Although delivered to make us laugh, we understand Withnail’s jaded outlook only too well because we know he often tells the truth, if only by accident. That fact that Withnail and his sidekick remain hilarious throughout, yet sadly touching in their final scenes together is a testament to Robinson’s skill as both a writer and a director. None of us can ever forget Withnail’s lonely Shakespearean monologue in the pouring rain, with nobody to witness or applaud the flowering of his creative genius.

Despite its shoestring feel, Withnail and I was produced on a small but serviceable budget, punching way above its weight in terms of investment returns over the many years since. This is a movie providing yet more proof that, at least in budgetary terms, bigger is not necessarily better. Far glossier and much more presumptuous productions have faded into obscurity while the two actors who aren’t from London continue to delight new audiences as they drink, argue and debate their way across some of Britain’s most beautiful countryside (when we can glimpse it through the endless rain).

Apart from being uncommonly amusing, Withnail and I has endured because we recognise something of ourselves in our sozzled aspirants as they stumble from one misadventure to the next, swirling randomly like the omnipresent cigarette smoke accompanying Withnail’s often pretentious yet oddly profound pronouncements on life, society and the cutthroat world of commercial creativity.

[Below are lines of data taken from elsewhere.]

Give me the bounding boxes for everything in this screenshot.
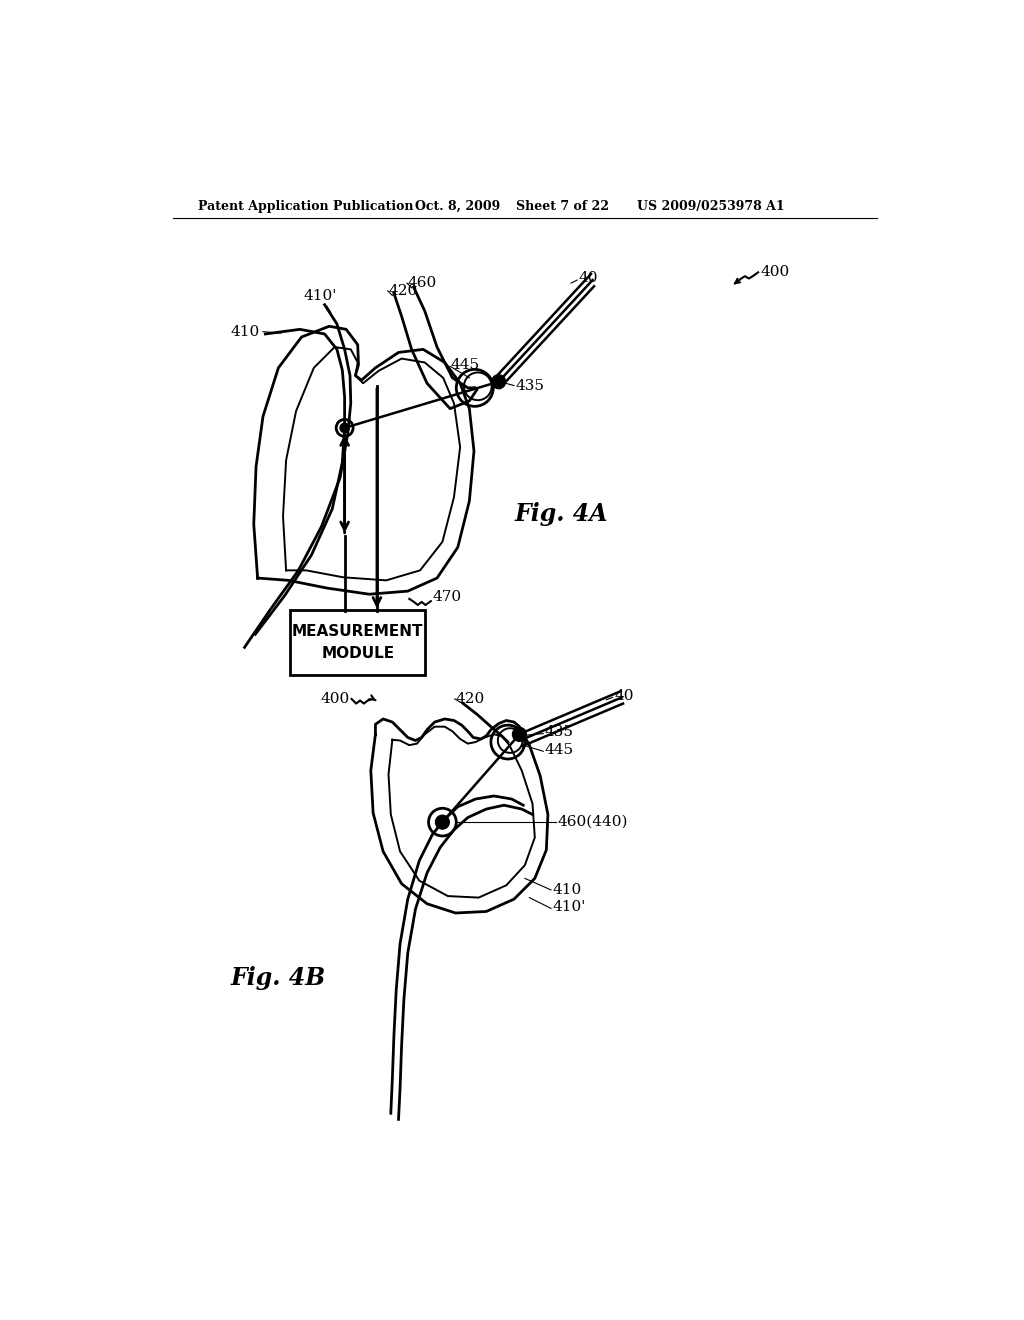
Text: Fig. 4A: Fig. 4A [515, 502, 608, 527]
Text: Oct. 8, 2009: Oct. 8, 2009 [416, 199, 501, 213]
Text: 420: 420 [388, 284, 418, 298]
Text: 460: 460 [408, 276, 437, 290]
Text: 410': 410' [553, 900, 586, 913]
Text: 410': 410' [303, 289, 337, 304]
Text: 400: 400 [761, 265, 790, 280]
Text: Patent Application Publication: Patent Application Publication [199, 199, 414, 213]
Circle shape [492, 375, 506, 388]
Text: 435: 435 [515, 379, 545, 392]
Text: 445: 445 [451, 358, 480, 372]
Circle shape [512, 727, 526, 742]
Text: Sheet 7 of 22: Sheet 7 of 22 [515, 199, 608, 213]
Text: Fig. 4B: Fig. 4B [230, 966, 326, 990]
FancyBboxPatch shape [290, 610, 425, 675]
Text: 400: 400 [321, 692, 350, 706]
Text: 410: 410 [230, 325, 260, 339]
Text: 445: 445 [545, 743, 573, 756]
Text: MEASUREMENT
MODULE: MEASUREMENT MODULE [292, 624, 424, 661]
Text: 410: 410 [553, 883, 582, 896]
Circle shape [435, 816, 450, 829]
Text: 435: 435 [545, 725, 573, 739]
Text: 460(440): 460(440) [558, 816, 629, 829]
Text: 40: 40 [579, 271, 598, 285]
Text: 470: 470 [432, 590, 462, 605]
Text: 40: 40 [614, 689, 634, 702]
Text: 420: 420 [456, 692, 484, 706]
Text: US 2009/0253978 A1: US 2009/0253978 A1 [637, 199, 784, 213]
Circle shape [340, 424, 349, 433]
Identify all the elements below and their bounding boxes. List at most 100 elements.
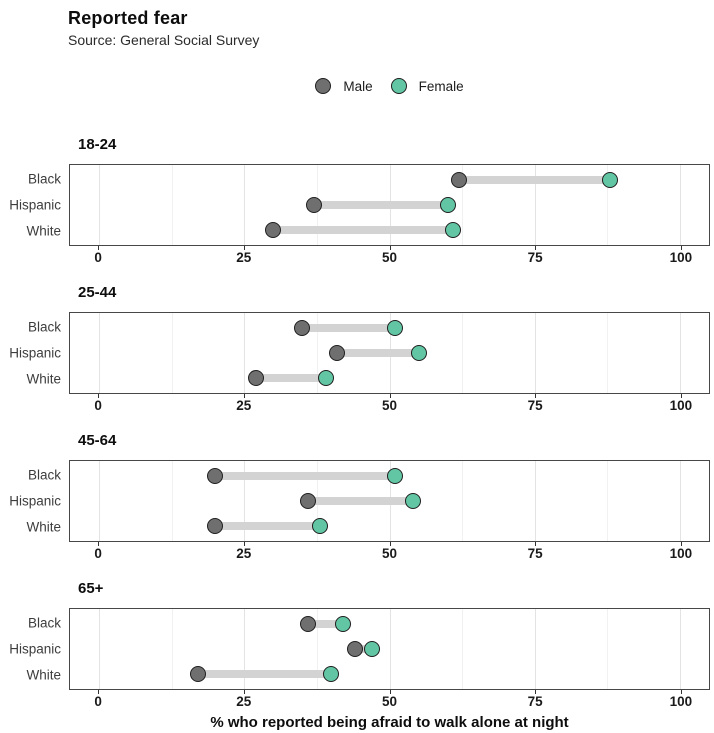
female-legend-dot-icon <box>390 78 407 94</box>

The script never lets up for a moment, somehow lurching from surreal farce, to deep introspection and back again without ever missing a step, a feat rarely repeated by even the best scriptwriting talents. Withnail and I’s larger than life characters are often warm and endearing as they invite us into their strange and comical world, a world which all too often masks troubled minds and difficult lives hiding in plain sight behind the comedy. It is this background of grinding, hopeless despair that elevates the characters’ doomed struggle against obscurity to a level both higher and deeper than merely being a couple of really funny blokes dead set against the world. It’s as though the rain, the befuddled drunkenness and the omnipresent threat of eviction create a dark scenery against which the characters on screen can shine so much more brightly. There’s a little of Withnail’s drunken profundity in all of us, and that is why we still love him after all these years.